Comparing next-generation detector configurations for high-redshift gravitational wave sources with neural posterior estimation
Filippo Santoliquido, Jacopo Tissino, Ulyana Dupletsa, Marica Branchesi, Jan Harms
TL;DR
The paper investigates how seven next-generation gravitational-wave detector configurations impact parameter estimation for massive, high-redshift BBHs using neural posterior estimation with Dingo-IS. It demonstrates that Dingo-IS reproduces standard Bayesian posteriors with substantially lower compute time and validates its ability to reveal multimodal sky and distance posteriors in complex ET configurations. The results show a nuanced trade-off: two misaligned ET detectors (2L MisA) excel in sky localization and localization volume, while a triangular ET ($\Delta$) provides superior luminosity-distance precision; adding CE and/or LIGO detectors further enhances localization by reducing sky-mode degeneracies. These findings inform design decisions for XG GW networks, highlighting the value of optimized baselines and polarization measurements, and confirm the viability of fast likelihood-free inference for large-scale GW data analysis. The work advances practical decision-making for detector configuration by linking geometry to parameter-estimation performance, with implications for cosmology and multi-messenger astronomy.
Abstract
The coming decade will be crucial for determining the final design and configuration of a global network of next-generation (XG) gravitational-wave (GW) detectors, including the Einstein Telescope (ET) and Cosmic Explorer (CE). In this study and for the first time, we assess the performance of various network configurations using neural posterior estimation (NPE) implemented in Dingo-IS-a method based on normalizing flows and importance sampling that enables fast and accurate inference. We focus on a specific science case involving short-duration, massive and high-redshift binary black hole (BBH) mergers with detector-frame chirp masses $M_{\mathrm{d}} > 100$ M$_\odot$. These systems encompass early-Universe stellar and primordial black holes, as well as intermediate-mass black-hole binaries, for which XG observatories are expected to deliver major discoveries.

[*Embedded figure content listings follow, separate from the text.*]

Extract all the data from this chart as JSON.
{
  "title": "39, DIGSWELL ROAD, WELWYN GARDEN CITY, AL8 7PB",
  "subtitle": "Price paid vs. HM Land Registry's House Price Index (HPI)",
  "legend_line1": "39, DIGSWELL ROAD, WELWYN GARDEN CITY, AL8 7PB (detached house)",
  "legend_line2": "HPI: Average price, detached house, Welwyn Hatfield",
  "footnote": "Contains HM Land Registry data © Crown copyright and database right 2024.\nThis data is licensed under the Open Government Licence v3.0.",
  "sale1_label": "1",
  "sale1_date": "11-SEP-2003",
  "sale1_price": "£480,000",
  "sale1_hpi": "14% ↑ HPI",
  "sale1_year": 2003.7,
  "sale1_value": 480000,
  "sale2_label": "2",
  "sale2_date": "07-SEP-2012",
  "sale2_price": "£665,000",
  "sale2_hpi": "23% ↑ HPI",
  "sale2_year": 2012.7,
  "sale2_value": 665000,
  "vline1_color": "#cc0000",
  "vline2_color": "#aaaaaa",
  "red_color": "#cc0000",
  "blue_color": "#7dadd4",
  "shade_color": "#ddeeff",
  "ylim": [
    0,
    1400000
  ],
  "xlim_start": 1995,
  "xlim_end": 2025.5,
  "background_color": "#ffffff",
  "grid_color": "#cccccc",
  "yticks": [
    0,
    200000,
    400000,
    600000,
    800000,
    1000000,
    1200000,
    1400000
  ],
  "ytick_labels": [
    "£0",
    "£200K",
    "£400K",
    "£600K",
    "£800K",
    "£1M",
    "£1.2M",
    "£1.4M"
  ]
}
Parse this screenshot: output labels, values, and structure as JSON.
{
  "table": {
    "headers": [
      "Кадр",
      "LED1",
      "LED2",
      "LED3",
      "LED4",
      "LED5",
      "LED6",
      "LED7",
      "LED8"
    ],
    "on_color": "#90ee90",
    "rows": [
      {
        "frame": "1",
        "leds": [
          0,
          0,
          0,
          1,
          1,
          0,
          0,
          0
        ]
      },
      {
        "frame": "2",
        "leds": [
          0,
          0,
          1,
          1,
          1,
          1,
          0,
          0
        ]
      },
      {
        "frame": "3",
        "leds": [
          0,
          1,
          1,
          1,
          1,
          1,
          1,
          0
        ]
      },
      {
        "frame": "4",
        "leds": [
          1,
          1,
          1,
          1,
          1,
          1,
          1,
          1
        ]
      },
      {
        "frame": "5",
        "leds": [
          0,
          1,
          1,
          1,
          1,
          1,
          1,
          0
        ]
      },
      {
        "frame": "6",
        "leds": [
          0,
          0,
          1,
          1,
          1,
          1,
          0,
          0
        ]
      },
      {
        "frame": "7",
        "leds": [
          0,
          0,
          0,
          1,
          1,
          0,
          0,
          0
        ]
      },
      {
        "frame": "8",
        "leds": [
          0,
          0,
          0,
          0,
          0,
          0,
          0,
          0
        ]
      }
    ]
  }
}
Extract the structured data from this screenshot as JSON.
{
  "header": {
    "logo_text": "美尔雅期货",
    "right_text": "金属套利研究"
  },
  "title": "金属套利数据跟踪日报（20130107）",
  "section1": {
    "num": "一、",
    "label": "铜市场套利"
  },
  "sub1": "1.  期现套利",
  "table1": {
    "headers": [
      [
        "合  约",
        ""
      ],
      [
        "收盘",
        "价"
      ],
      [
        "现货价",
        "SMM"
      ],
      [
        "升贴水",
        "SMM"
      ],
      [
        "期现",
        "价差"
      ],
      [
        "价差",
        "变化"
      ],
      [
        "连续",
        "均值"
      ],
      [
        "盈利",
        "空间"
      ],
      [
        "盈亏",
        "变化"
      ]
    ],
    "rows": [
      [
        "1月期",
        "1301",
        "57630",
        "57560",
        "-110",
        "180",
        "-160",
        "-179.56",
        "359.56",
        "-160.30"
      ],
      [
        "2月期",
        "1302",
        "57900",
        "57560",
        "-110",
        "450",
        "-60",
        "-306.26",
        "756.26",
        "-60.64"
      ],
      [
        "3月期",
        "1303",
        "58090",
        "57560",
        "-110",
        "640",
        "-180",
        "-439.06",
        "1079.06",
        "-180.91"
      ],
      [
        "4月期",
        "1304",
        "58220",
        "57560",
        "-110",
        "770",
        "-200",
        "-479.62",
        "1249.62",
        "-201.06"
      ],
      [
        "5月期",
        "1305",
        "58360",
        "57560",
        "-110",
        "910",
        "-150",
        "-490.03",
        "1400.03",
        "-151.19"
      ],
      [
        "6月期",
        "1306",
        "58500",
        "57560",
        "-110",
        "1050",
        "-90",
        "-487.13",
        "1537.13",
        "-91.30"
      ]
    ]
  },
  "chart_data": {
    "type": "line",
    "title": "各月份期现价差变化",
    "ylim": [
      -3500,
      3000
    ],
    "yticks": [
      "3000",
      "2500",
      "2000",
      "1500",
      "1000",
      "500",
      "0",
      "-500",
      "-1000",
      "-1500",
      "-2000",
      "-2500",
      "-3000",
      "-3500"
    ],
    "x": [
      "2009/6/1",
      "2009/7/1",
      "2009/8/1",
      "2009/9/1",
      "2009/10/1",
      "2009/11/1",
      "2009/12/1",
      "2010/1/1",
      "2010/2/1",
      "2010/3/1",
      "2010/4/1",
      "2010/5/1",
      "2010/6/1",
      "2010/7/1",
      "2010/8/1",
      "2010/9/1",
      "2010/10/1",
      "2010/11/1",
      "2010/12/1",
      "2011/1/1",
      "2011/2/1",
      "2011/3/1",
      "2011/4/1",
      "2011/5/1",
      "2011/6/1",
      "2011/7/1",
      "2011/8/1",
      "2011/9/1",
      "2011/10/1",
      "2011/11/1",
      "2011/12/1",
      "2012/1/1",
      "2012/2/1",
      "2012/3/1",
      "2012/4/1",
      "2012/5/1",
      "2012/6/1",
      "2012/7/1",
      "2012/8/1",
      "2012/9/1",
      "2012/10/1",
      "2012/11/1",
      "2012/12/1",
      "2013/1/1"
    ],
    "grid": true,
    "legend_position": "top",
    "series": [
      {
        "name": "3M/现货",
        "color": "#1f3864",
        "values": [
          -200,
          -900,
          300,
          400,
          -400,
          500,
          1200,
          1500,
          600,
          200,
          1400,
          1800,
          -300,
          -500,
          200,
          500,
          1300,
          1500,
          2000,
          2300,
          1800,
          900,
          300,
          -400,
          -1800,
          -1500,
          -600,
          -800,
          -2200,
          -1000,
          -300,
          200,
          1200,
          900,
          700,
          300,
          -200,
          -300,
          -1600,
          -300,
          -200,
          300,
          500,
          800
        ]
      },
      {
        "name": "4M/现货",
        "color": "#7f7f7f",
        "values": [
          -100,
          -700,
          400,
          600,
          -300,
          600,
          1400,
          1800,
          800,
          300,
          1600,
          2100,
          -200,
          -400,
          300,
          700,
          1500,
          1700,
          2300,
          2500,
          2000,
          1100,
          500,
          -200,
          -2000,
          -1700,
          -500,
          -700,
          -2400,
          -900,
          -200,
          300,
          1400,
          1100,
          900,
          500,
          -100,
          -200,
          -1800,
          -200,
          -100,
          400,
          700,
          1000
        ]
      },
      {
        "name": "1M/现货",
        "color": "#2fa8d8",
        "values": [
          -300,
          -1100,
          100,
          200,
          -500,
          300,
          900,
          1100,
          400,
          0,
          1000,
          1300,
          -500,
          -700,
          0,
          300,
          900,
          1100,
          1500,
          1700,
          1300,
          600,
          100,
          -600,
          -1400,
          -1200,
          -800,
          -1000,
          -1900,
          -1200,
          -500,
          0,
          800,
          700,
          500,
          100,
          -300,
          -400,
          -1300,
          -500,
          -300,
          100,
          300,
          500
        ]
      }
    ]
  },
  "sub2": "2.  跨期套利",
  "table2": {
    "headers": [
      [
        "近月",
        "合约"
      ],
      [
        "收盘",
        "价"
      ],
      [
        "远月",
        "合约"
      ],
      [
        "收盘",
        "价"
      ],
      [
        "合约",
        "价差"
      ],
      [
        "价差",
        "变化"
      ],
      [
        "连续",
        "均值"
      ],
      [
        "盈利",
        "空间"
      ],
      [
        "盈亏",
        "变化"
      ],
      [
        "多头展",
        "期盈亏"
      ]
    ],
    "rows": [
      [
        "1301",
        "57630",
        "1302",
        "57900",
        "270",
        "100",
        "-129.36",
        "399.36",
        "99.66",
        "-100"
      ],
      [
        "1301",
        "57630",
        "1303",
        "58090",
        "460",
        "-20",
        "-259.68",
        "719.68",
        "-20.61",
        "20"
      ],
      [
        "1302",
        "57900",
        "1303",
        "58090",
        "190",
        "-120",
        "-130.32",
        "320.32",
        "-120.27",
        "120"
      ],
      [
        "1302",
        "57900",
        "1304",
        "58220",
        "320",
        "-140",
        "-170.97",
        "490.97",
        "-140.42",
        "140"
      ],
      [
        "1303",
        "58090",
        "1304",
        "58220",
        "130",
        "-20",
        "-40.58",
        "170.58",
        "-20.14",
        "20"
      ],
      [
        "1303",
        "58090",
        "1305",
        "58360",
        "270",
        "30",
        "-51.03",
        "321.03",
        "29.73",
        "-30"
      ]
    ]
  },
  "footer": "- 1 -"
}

Validation against standard Bayesian inference demonstrates that NPE robustly reproduces complex and disconnected posterior structures across all network configurations. For a network of two misaligned L-shaped ET detectors (2L MisA), the posterior distributions on luminosity distance can become multimodal and degenerate with the sky position, leading to less precise distance estimates compared to the triangular ET configuration. However, the number of sky-location multimodalities is substantially lower than the eight expected with the triangular ET, resulting in improved sky and volume localization. Adding CE to the network further reduces sky-position degeneracies, and the better performance of the 2L MisA configuration over the triangle remains evident.